Some messages for Cardinal Kasper July 29, 2014Posted by Tantumblogo in Basics, disaster, episcopate, error, Eucharist, foolishness, General Catholic, Papa, Sacraments, sadness, scandals, secularism, shocking.
A few messages for Cardinal Kasper and his ideological allies, via Fr. Carota and Cardinal Muller. First, Fr. Carota had the following pics, one quoting a great priest and the other a great Saint, along with an emphatic statement in support for the inability of Doctrine to be contradicted:
We need to scream out a thousand million times: CATHOLIC DOCTRINE CAN NOT AND WILL NOT CHANGE. We can further develop our understanding of it, we can further define it, but if it changes, it is no longer Catholic or the immutable Deposit of Faith given to us by Jesus Christ. When people come up with “catholic doctrine” that has changed, it is absolutely no longer Catholic. It is absolutely and nothing more than heresy.
Today, if you even question the changes in Catholic Doctrines, you are automatically persecuted and ostracized by most bishops, priests, religious and people.
All of us have a responsibility to suffer for defending the purity of Catholic truth. TheArians, (Jesus is not equal to God the Father) were the majority of “catholics” for around 200 + years (300 – 500 A.D.). Many “catholics” were Iconoclasts, (condemned painting or sculpturing of Catholic religious art), for hundreds of years too (Late 600′s- Early 800′s). All those who resisted these heresies were exiled, punished, persecuted or put to death.
We might have such a glorious future to look forward to!
The awesome pics:
Next, Prefect of the Congregation for the Doctrine of the Faith Cardinal Gerhard Muller has given a book length interview in which he once again forcefully restates Catholic Doctrine on marriage, adultery, divorce, reception of the Blessed Sacrament, etc., and really takes apart the Kasperite gambit (as so many have already done). At least Cardinal Muller appears much more orthodox on this topic than he is in some of his Marian theology and especially with regard to liberation theology:
Not even an ecumenical council can change the doctrine of the Church, because its founder, Jesus Christ, has entrusted the faithful custody of his teachings and his doctrine to the apostles and their successors. We have a well-developed and structured doctrine on marriage, based on the word of Jesus, which must be offered in its integrity. The absolute indissolubility of a valid marriage is not a mere doctrine, but rather a divine dogma that has been defined by the Church. In the face of the de facto rupture of a valid marriage, another civil “marriage” is not admissible. If it were, we would be facing a contradiction, because if the previous union, the “first” marriage – or rather, simply the marriage – is really a marriage, another subsequent union is not “marriage.” It is only by a play on words that one can speak of a first and second “marriage.” A second marriage is possible only when the legitimate spouse has died, or when the marriage has been declared invalid, because in these cases the previous bond has been dissolved. If this is not the case, we are in the presence of what is called the “impediment of the bond.”
…..“The image of the field hospital is very beautiful. Nonetheless we cannot manipulate the pope by reducing the whole reality of the Church to this image. The Church in itself is not a hospital: the Church is also the house of the Father.”……

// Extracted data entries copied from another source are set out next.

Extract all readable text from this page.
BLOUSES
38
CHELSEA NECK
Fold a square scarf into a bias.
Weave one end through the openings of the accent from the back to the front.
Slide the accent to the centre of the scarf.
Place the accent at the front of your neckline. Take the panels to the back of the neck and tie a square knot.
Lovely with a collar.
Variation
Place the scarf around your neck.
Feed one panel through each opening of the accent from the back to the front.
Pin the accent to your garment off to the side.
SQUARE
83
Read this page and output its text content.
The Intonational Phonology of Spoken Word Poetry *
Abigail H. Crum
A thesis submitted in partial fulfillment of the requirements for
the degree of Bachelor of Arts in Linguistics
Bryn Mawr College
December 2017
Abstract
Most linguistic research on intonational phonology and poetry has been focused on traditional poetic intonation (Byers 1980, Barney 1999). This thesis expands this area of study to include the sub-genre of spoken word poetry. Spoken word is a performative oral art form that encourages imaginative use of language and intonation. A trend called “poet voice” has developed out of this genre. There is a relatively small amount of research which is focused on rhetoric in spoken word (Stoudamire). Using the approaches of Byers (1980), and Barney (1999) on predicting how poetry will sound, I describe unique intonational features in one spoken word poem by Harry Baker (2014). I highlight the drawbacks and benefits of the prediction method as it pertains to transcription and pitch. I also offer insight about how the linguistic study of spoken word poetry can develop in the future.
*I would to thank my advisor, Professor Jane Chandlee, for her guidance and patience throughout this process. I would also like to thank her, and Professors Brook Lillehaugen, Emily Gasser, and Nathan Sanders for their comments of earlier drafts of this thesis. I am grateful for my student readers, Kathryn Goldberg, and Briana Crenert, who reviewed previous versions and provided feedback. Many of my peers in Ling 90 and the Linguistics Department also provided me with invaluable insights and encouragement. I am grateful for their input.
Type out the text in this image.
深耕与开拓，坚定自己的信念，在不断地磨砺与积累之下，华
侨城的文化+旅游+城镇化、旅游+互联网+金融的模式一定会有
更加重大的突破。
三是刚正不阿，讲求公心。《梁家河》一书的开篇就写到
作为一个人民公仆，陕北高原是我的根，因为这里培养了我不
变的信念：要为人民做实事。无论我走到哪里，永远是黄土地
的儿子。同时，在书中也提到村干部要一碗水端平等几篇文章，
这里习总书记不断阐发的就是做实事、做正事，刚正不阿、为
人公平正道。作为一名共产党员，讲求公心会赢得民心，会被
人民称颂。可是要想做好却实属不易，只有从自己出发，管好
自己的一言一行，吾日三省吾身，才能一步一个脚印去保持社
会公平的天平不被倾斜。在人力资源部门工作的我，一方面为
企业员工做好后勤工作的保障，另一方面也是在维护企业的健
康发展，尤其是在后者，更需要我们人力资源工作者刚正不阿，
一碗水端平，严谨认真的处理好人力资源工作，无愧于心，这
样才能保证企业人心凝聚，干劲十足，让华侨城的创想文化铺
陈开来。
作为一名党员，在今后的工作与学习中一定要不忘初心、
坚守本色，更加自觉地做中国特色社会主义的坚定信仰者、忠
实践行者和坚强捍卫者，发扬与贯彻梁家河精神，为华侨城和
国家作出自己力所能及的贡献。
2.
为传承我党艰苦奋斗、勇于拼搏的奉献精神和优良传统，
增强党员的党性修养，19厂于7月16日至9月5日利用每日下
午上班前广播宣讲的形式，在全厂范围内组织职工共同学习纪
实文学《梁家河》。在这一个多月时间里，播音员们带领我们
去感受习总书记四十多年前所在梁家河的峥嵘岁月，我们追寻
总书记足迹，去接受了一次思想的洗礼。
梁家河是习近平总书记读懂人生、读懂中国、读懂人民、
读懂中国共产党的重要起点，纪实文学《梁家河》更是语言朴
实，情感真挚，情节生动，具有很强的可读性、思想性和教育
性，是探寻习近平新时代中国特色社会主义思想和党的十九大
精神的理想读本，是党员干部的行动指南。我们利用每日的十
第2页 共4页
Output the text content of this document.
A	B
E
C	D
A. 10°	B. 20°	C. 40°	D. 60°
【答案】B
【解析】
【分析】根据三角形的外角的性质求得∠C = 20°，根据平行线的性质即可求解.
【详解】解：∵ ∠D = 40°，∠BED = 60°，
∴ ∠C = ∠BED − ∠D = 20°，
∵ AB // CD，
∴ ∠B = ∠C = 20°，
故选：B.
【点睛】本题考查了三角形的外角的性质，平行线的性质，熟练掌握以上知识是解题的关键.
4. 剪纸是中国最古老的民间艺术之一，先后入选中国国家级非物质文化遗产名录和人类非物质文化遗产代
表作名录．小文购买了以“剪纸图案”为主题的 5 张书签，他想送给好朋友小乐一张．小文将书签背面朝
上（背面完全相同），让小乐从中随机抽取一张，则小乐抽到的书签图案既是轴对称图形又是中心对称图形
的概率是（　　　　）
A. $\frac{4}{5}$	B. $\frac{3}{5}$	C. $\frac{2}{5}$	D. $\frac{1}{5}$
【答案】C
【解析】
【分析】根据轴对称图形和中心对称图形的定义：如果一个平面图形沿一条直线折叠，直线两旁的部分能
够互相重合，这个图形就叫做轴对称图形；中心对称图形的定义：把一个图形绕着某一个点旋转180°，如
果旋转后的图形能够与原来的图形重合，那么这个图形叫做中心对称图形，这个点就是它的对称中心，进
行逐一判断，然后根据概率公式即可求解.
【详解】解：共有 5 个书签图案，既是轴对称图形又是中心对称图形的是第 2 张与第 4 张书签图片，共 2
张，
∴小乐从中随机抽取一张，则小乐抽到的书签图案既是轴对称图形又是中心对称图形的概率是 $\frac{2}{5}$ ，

……“A simple ‘adaptation’ of the reality of marriage to the expectations of the world does not bear any fruit, but rather turns out to be counterproductive: the Church cannot respond to the challenges of the modern world with a pragmatic adaptation. In opposing an easy pragmatic adaptation, we are called to choose the prophetic audacity of martyrdom. With this we can bear witness to the Gospel of the holiness of marriage. A lukewarm prophet, through an adjustment to the spirit of the time, would be seeking his own salvation, not the salvation that only God can give.”
There is much more from Cardinal Muller at the link. He goes on to some length refuting this latest attempt to, in effect, destroy the Sacrament of Marriage and blaspheme the Holy Spirit through mass, sacrilegious reception of the Blessed Sacrament. Cardinal Kasper, if he had any, should be ashamed for even bringing this up. His arguments, such as they are, have been completely refuted from Scripture, Tradition, and even the post-conciliar Magisterial statements of Pope Saint John Paul II. It is ludicrous this is even being discussed. Kasper has been strongly opposed by Cardinals Muller, Burke, Collins, Brandmuller, Sebastian, Caffarra, De Paolis, and others. But he has a lot of support from other corners, such as most of the very disordered Germanic episcopate.
But, in spite of all that, this Synod will likely come down to where the pope stands. If he strongly supports the Kasperite gambit, we shall have to pray much to the Holy Ghost.
Via the estimable Fr. Peter Carota. Pope Leo XIII (can a lay person start a cause of canonization?!?, because I sure think he needs one!), in response to a waking vision he had of the Church suffering mightily under the oppression of satan and internal dissent and strife, instituted not only the well-known prayer to St. Michael the Arcangel (which the good pope caused to be recited after every Mass), but also the following short form of exorcism against satan and his rebellious angels. Fr. Peter Carota prays this every day. In these times when the Church, and so many souls, are under such awful attack from satan and all his minions – human and demonic – perhaps we should consider offering this prayer from time to time, especially when we feel especially tempted or under duress of any form:
Prayer to St. Michael the Archangel
+ In the Name of the Father, and of the Son, and of the Holy Ghost. Amen.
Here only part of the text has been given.